After she threw eggs at limos leaving the Presidential Palace, the Internal Security Agency entered her house. In July 2018, on the wall of the Sejm, she sprayed: "Time for a final judgment. Fuck off" (Czas na sąd ostateczny. Wypierdalać), before the police detained her. In May 2018, Suchanow was among activists who stopped a neo-fascists march in Warsaw. In November 2018, she was amongst the attacked by militants during the Independence March. In August 2018, she underwent a spine surgery after a police interventions.

On 22 October 2020, after a Constitutional Court decision, Suchanow with Lempart and Agnieszka Czerederecka, became leaders of the anti-governmental women's protests led by the Women's Strike. The protests continued until 28 January 2021, when the Court's decision was mulled over and went into effect. During a protest in front of the seat of the Court, Suchanow and two other persons jumped over the fence and were subsequently arrested. She was charged with violating the bodily integrity of a police officer, trespassing the grounds of the Constitutional Court and damaging its entry doors by nailing up a poster. As Suchanow called the protests "a revolution," and the objectives of the movement have widened to many other issues, she co-founded the Consultative Council. Leaders of the Women's Strike including Suchanow faced criminal charges for "publicly praising criminal behavior," and organizing the 2020–2021 protests.

On 1 July 2021, Suchanow spoke at the United Nations Women during the Generation Equality Forum held in Paris.

== Personal life ==
Suchanow has a daughter, and lives in Warsaw.

== Bibliography ==

- The Argentinean Adventures of Gombrowicz (Argentyńskie podróże Gombrowicza, 2005),
- The Queen of the Caribbean (Królowa Karaibów, 2013),
- Gombrowicz. I, the Genius (Gombrowicz. Ja, geniusz, 2017),
- This Is War. Women, Fundamentalists, and the New Middle Ages (To jest wojna. Kobiety, fundamentaliści i nowe średniowiecze, 2020).

== Awards and recognitions ==
In 2018, Suchanow's biography Gombrowicz. I, the Genius was among the nominees for the Nike Award. The book was awarded by the art-and-culture magazine Odra, and by the portal Onet, with the literary award O!lśnienie Onetu.

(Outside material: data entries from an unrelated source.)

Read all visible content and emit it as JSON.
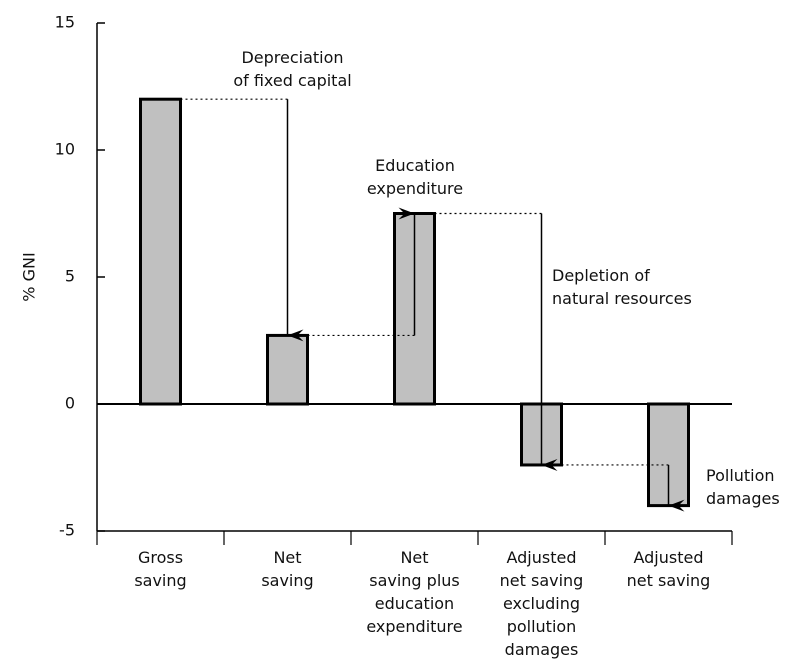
{
  "chart_data": {
    "type": "bar",
    "y_label": "% GNI",
    "categories": [
      "Gross\nsaving",
      "Net\nsaving",
      "Net\nsaving plus\neducation\nexpenditure",
      "Adjusted\nnet saving\nexcluding\npollution\ndamages",
      "Adjusted\nnet saving"
    ],
    "values": [
      12,
      2.7,
      7.5,
      -2.4,
      -4
    ],
    "color": "#c0c0c0",
    "ylim": [
      -5,
      15
    ],
    "yticks": [
      -5,
      0,
      5,
      10,
      15
    ],
    "annotations": [
      "Depreciation\nof fixed capital",
      "Education\nexpenditure",
      "Depletion of\nnatural resources",
      "Pollution\ndamages"
    ]
  }
}
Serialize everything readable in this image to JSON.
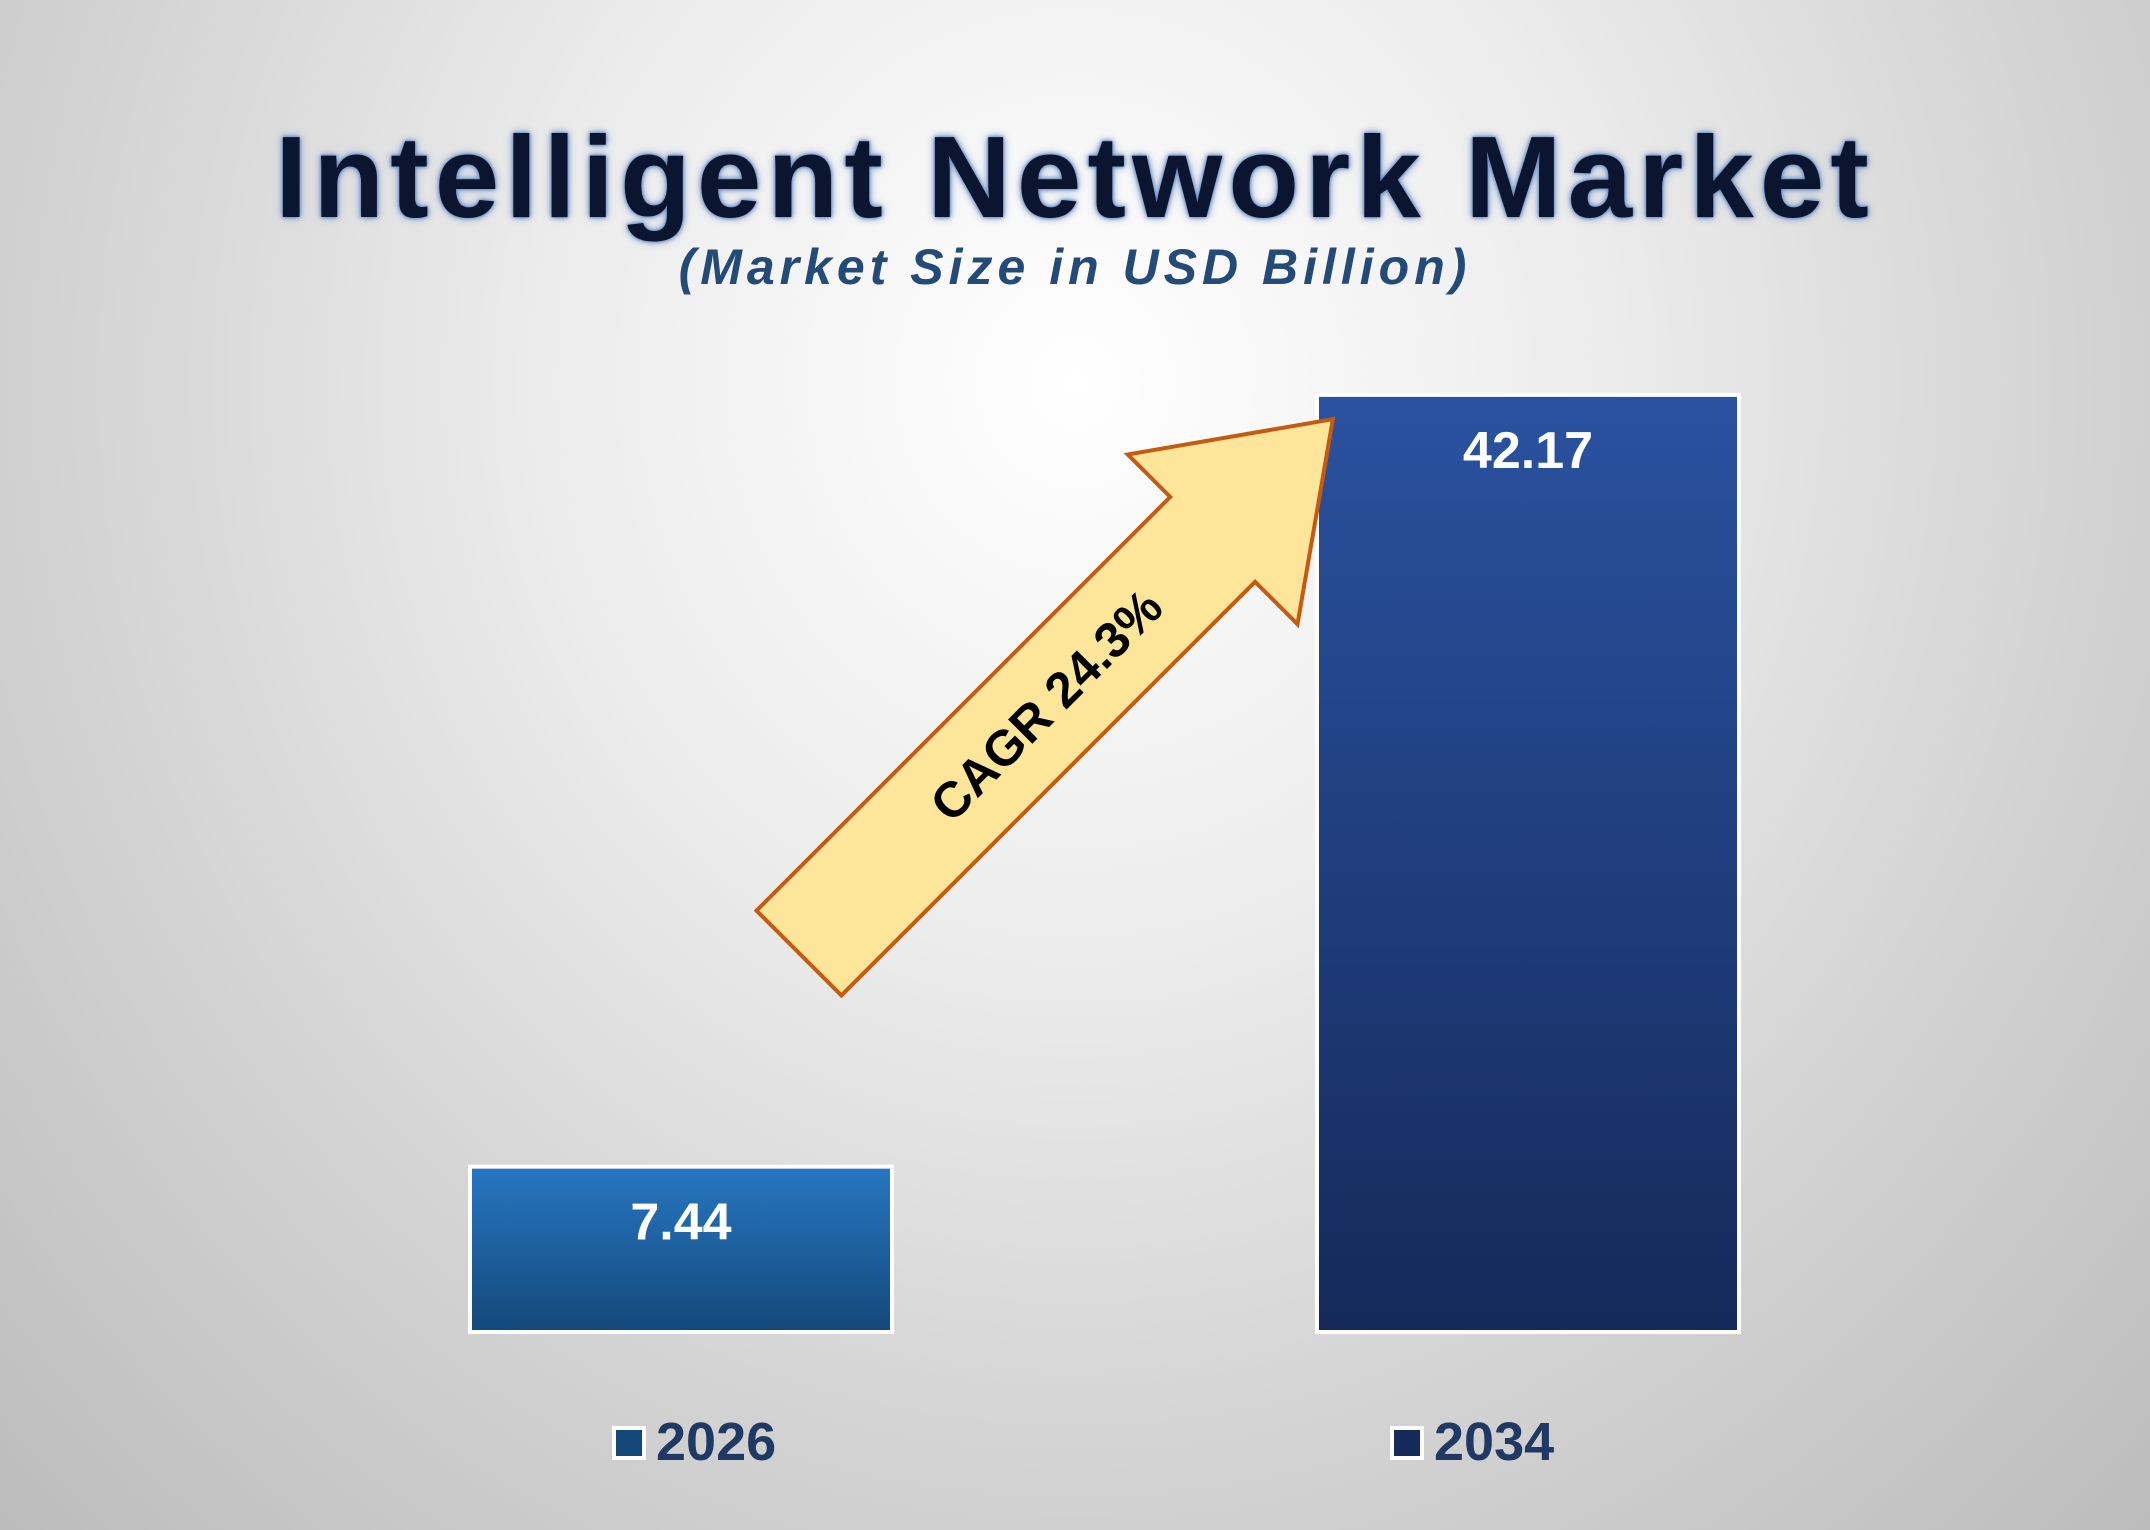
{
  "chart_data": {
    "type": "bar",
    "title": "Intelligent Network Market",
    "subtitle": "(Market Size in USD Billion)",
    "categories": [
      "2026",
      "2034"
    ],
    "values": [
      7.44,
      42.17
    ],
    "value_labels": [
      "7.44",
      "42.17"
    ],
    "ylim": [
      0,
      45
    ],
    "grid": false,
    "legend_placement": "bottom",
    "annotation": "CAGR 24.3%",
    "colors": {
      "bar_2026_top": "#2877c2",
      "bar_2026_bottom": "#134879",
      "bar_2034_top": "#2a52a0",
      "bar_2034_bottom": "#15295a",
      "arrow_fill": "#fde59a",
      "arrow_stroke": "#c55a11",
      "legend_text": "#1f3864"
    }
  }
}
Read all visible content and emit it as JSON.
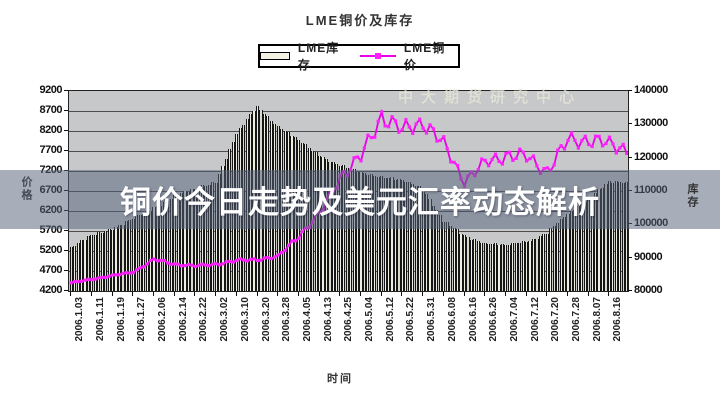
{
  "banner": {
    "text": "铜价今日走势及美元汇率动态解析",
    "bg_color": "#56637b",
    "text_color": "#ffffff"
  },
  "watermark": {
    "text": "中大期货研究中心"
  },
  "chart": {
    "title": "LME铜价及库存",
    "x_title": "时间",
    "y_left_title": "价格",
    "y_right_title": "库存",
    "legend": [
      {
        "label": "LME库存",
        "swatch": "bar-swatch"
      },
      {
        "label": "LME铜价",
        "swatch": "line-swatch"
      }
    ],
    "y_left_ticks": [
      "9200",
      "8700",
      "8200",
      "7700",
      "7200",
      "6700",
      "6200",
      "5700",
      "5200",
      "4700",
      "4200"
    ],
    "y_right_ticks": [
      "140000",
      "130000",
      "120000",
      "110000",
      "100000",
      "90000",
      "80000"
    ]
  },
  "colors": {
    "plot_bg": "#c6c8ca",
    "gridline": "#4d4d4d",
    "bar_fill": "#eeede2",
    "bar_border": "#161616",
    "price_line": "#e800e8",
    "price_marker": "#ff22ff"
  },
  "chart_data": {
    "type": "bar",
    "title": "LME铜价及库存",
    "xlabel": "时间",
    "ylabel_left": "价格",
    "ylabel_right": "库存",
    "legend_position": "top",
    "grid": true,
    "y_left_range": {
      "min": 4200,
      "max": 9200,
      "step": 500
    },
    "y_right_range": {
      "min": 80000,
      "max": 140000,
      "step": 10000
    },
    "categories": [
      "2006.1.03",
      "2006.1.11",
      "2006.1.19",
      "2006.1.27",
      "2006.2.06",
      "2006.2.14",
      "2006.2.22",
      "2006.3.02",
      "2006.3.10",
      "2006.3.20",
      "2006.3.28",
      "2006.4.05",
      "2006.4.13",
      "2006.4.25",
      "2006.5.04",
      "2006.5.12",
      "2006.5.22",
      "2006.5.31",
      "2006.6.08",
      "2006.6.16",
      "2006.6.26",
      "2006.7.04",
      "2006.7.12",
      "2006.7.20",
      "2006.7.28",
      "2006.8.07",
      "2006.8.16"
    ],
    "series": [
      {
        "name": "LME库存",
        "type": "bar",
        "axis": "right",
        "color": "#eeede2",
        "values": [
          93000,
          96500,
          99000,
          101500,
          105000,
          108500,
          110500,
          113000,
          127000,
          135500,
          129500,
          125000,
          121000,
          117500,
          115500,
          114500,
          113000,
          111000,
          101000,
          96500,
          94500,
          93500,
          95000,
          97500,
          103000,
          108000,
          112500
        ]
      },
      {
        "name": "LME铜价",
        "type": "line",
        "axis": "left",
        "color": "#e800e8",
        "values": [
          4400,
          4500,
          4580,
          4680,
          4980,
          4880,
          4820,
          4880,
          4950,
          5000,
          5050,
          5600,
          6100,
          7100,
          7500,
          8650,
          8150,
          8500,
          7800,
          7000,
          7350,
          7650,
          7500,
          7250,
          7900,
          8050,
          7800
        ]
      }
    ]
  }
}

In 2017, the fact-checking website OKO.press placed her on its list of "17 Women Who Rocked PiS". In 2020, she was named the Woman of the Year by Forbes Women.

In 2021 Suchanow was awarded the Polcul Prize, a Polish diaspora award founded in 1980, "for outstanding achievements in the fight for women's rights." Previous winners include notable émigrés Jerzy Giedroyc, Jan Nowak-Jeziorański, and one of Solidarity leaders Jacek Kuroń.